Derek Jones from The Shape of Code
I am someone who regularly uses R, and my interest in programming languages means that on a semi-regular basis spend time reading blog posts about the language. Over the last year, or so, I had noticed several patterns of behavior, and after reading a recent blog post things started to make sense (the blog post gets a lot of things wrong, but more of that later).
What are the patterns that have caught my attention?
Some background: Hadley Wickham is the guy behind some very useful R packages. Hadley was an academic, and is now the chief scientist at RStudio, the company behind the R language specific IDE of the same name. As Hadley’s thinking about how to manipulate data has evolved, he has created new packages, and has been very prolific. The term Hadley-verse was coined to describe an approach to data manipulation and program structuring, based around use of packages written by the man.
For the last nine-months I have noticed that the term Tidyverse is being used more regularly to describe what had been the Hadley-verse. And???
Another thing that has become very noticeable, over the last six-months, is the extent to which a wide range of packages now have dependencies on packages in the
A recent post by Norman Matloff complains about the Tidyverse’s complexity (and about the consistency between its packages; which I had always thought was a good design principle), and how RStudio’s promotion of the Tidyverse could result in it becoming the dominant R world view. Matloff has an academic world view and misses what is going on.
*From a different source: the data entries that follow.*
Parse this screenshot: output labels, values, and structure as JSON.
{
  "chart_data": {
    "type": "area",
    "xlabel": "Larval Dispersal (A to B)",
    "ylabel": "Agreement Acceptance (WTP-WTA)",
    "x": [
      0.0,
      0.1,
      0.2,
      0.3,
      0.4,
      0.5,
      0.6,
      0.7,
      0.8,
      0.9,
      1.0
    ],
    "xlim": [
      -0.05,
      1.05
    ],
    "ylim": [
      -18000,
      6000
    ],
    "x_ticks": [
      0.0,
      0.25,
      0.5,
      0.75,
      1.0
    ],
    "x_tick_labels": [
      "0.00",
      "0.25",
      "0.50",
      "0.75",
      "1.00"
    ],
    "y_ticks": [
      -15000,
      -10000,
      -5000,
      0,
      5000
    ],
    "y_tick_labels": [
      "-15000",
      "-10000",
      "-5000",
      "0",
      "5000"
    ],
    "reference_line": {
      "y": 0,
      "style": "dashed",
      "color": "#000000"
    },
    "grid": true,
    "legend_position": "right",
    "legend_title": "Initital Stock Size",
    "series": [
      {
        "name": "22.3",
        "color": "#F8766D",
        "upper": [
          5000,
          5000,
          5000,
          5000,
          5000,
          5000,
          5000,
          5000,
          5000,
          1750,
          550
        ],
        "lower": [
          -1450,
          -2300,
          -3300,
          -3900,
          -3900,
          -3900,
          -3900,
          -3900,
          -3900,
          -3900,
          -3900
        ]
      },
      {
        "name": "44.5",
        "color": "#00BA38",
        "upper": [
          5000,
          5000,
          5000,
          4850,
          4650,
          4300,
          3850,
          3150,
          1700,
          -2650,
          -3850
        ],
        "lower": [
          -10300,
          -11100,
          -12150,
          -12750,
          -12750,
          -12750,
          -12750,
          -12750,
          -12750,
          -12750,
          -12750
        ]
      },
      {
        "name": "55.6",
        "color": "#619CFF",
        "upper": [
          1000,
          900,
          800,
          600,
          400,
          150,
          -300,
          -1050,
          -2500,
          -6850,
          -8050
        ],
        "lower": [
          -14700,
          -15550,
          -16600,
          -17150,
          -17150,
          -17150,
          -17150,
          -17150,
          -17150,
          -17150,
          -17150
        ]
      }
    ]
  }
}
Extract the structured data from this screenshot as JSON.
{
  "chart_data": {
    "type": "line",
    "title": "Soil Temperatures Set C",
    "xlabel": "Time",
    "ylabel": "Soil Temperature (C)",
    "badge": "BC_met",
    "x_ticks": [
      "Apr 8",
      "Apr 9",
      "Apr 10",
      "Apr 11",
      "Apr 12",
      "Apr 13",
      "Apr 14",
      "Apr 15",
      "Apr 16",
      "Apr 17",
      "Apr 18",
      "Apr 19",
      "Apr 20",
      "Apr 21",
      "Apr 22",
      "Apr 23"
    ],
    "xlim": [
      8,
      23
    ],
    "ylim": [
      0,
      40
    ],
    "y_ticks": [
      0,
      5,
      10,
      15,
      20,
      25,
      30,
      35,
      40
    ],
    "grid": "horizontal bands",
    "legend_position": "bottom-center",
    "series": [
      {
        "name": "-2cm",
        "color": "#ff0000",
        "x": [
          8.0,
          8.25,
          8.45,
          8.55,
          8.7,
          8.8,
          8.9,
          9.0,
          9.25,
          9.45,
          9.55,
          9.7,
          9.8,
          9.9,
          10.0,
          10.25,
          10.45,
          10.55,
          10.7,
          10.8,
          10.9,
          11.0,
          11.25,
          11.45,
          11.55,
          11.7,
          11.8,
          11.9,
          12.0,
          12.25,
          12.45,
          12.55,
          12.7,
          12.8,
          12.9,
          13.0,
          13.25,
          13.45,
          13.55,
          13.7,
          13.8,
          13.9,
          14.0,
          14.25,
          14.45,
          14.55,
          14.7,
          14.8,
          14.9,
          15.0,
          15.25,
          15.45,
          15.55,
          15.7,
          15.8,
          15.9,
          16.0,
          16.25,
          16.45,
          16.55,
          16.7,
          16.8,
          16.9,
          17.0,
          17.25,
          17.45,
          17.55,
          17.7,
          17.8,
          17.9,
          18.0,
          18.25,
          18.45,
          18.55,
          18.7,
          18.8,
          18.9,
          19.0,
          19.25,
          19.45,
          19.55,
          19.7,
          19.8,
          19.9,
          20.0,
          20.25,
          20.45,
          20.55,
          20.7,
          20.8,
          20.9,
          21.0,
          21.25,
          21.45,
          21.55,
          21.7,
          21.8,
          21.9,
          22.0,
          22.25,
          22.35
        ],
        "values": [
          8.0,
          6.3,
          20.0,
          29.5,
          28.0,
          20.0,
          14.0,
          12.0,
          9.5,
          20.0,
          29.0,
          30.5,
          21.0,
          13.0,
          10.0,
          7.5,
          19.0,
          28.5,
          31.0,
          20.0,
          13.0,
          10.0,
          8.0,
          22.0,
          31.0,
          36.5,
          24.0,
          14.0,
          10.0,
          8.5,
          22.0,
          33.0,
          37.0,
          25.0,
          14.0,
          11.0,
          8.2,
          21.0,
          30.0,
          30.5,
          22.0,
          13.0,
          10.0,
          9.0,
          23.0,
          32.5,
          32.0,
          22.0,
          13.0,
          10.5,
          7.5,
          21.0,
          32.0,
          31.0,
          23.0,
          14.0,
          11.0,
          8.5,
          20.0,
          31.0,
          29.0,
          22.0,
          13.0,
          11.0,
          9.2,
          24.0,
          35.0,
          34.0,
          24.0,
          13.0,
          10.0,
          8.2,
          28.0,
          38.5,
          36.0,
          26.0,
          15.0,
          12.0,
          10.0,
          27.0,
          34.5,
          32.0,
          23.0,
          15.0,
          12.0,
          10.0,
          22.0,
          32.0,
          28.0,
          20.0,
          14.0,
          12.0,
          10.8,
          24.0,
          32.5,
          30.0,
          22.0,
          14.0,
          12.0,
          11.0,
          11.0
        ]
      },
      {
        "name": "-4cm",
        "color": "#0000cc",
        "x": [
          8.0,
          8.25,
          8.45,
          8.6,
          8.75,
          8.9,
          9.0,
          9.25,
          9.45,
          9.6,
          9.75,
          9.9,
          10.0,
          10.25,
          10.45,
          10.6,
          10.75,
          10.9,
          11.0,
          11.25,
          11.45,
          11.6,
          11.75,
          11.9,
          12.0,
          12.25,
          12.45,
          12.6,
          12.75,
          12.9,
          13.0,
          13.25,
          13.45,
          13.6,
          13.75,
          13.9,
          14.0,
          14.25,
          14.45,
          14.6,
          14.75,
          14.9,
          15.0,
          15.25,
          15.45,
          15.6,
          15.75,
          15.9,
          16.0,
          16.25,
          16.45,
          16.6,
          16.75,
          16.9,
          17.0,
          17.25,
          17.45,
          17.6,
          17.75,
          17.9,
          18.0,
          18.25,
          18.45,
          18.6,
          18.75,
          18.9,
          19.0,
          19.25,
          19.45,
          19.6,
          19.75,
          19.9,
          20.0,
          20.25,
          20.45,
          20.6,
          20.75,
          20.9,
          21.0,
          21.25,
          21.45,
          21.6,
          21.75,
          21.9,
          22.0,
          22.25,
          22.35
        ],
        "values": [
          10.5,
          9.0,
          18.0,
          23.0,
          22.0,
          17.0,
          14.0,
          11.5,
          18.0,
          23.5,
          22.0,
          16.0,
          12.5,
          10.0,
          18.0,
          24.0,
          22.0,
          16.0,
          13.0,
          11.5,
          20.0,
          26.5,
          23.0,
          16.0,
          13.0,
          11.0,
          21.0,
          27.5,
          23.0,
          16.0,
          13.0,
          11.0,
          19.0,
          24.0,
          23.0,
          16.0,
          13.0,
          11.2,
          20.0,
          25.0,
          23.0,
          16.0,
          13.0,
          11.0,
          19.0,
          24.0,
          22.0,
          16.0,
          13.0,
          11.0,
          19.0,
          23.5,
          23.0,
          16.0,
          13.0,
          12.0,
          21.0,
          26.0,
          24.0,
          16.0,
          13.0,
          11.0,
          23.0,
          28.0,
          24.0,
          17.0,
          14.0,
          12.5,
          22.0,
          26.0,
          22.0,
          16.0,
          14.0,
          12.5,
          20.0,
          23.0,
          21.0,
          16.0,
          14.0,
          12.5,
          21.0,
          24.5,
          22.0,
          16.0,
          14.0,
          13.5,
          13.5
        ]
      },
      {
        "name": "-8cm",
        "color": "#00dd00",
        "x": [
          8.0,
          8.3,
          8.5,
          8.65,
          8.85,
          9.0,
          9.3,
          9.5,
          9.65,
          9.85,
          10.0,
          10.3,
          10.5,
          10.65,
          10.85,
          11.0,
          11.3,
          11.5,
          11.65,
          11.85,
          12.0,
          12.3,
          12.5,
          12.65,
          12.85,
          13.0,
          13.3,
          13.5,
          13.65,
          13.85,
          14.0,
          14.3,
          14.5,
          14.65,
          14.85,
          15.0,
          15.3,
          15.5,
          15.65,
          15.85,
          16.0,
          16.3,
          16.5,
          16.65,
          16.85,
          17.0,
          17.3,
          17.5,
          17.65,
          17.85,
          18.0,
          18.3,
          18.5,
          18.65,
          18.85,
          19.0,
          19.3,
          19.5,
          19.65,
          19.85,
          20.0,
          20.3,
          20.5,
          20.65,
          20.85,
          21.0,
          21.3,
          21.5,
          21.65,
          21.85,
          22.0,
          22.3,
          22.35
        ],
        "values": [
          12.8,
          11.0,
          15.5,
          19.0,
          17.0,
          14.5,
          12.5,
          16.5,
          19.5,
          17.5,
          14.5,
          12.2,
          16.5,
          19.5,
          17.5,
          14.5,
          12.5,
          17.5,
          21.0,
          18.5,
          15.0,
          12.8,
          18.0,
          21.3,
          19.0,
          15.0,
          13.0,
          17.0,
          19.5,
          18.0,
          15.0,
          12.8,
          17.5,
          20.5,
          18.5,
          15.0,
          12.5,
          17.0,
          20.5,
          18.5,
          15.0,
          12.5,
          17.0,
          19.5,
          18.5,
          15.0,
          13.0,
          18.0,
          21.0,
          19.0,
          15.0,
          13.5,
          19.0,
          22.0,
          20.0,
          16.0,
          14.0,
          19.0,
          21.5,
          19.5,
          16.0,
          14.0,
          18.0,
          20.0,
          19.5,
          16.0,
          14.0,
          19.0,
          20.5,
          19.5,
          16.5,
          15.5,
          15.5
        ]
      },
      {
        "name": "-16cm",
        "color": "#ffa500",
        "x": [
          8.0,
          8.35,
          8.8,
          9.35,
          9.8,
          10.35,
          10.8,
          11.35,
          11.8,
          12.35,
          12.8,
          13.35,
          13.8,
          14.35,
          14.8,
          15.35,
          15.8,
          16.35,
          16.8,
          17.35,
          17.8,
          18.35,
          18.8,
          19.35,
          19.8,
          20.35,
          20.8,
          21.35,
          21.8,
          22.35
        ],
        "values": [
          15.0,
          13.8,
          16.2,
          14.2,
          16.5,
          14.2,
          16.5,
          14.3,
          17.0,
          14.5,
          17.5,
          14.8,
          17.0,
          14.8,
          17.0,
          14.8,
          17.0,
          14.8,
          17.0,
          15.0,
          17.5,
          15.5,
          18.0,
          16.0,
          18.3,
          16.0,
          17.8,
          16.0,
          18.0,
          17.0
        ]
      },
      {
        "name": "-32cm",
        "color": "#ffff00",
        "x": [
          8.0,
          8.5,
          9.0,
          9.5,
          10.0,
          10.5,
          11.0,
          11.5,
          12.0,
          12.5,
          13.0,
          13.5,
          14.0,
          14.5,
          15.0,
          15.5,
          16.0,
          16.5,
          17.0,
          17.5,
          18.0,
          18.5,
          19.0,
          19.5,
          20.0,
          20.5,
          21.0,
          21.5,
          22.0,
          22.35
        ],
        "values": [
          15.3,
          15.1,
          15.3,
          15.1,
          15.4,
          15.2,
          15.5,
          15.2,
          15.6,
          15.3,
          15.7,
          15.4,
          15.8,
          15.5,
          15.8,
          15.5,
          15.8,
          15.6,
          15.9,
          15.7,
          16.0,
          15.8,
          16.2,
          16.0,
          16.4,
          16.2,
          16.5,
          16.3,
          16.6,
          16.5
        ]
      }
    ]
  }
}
RStudio, the company, need to sell their services (their IDE is clunky and will be wiped out if a top of the range product, such as Jetbrains, adds support for R). If R were simple to use, companies would have less need to hire external experts. A widely used complicated library of packages is a god-send for a company looking to sell R services.
I don’t think Hadley Wickam intentionally made things complicated, any more than the creators of the Microsoft server protocols added interdependencies to make life difficult for competitors.
A complex package ecosystem was probably not part of RStudio’s product vision, at least for many years. But sooner or later, RStudio management will have realised that simplicity and ease of use is not in their interest.
Once a collection of complicated packages exist, it is in RStudio’s interest to get as many other packages using them, as quickly as possible. Infect the host quickly, before anybody notices; all the while telling people how much the company is investing in the community that it cares about (making lots of money from).
Having this package ecosystem known as the Hadley-verse gives too much influence to one person, and makes it difficult to fire him later. Rebranding as the Tidyverse solves these problems.
Matloff accuses RStudio of monopoly behavior, I would have said they are fighting for survival (i.e., creating an environment capable of generating the kind of income a VC funded company is expected to make). Having worked in language environments where multiple, and incompatible, package ecosystems existed, I can see advantages in there being a monopoly. Matloff is also upset about a commercial company swooping in to steal their precious, a common academic complaint (academics swooping in to steal ideas from commercially developed software is, of course, perfectly respectable). Matloff also makes claims about teachability of programming that are not derived from any experimental evidence, but then everybody makes claims about programming languages without there being any experimental evidence.
RStudio management rode in on the data science wave, raising money from VCs. The wave is subsiding and they now need to appear to have a viable business (so they can be sold to a bigger fish), which means there has to be a visible market they can sell into. One way to sell in an open source environment is for things to be so complicated, that large companies will pay somebody to handle the complexity.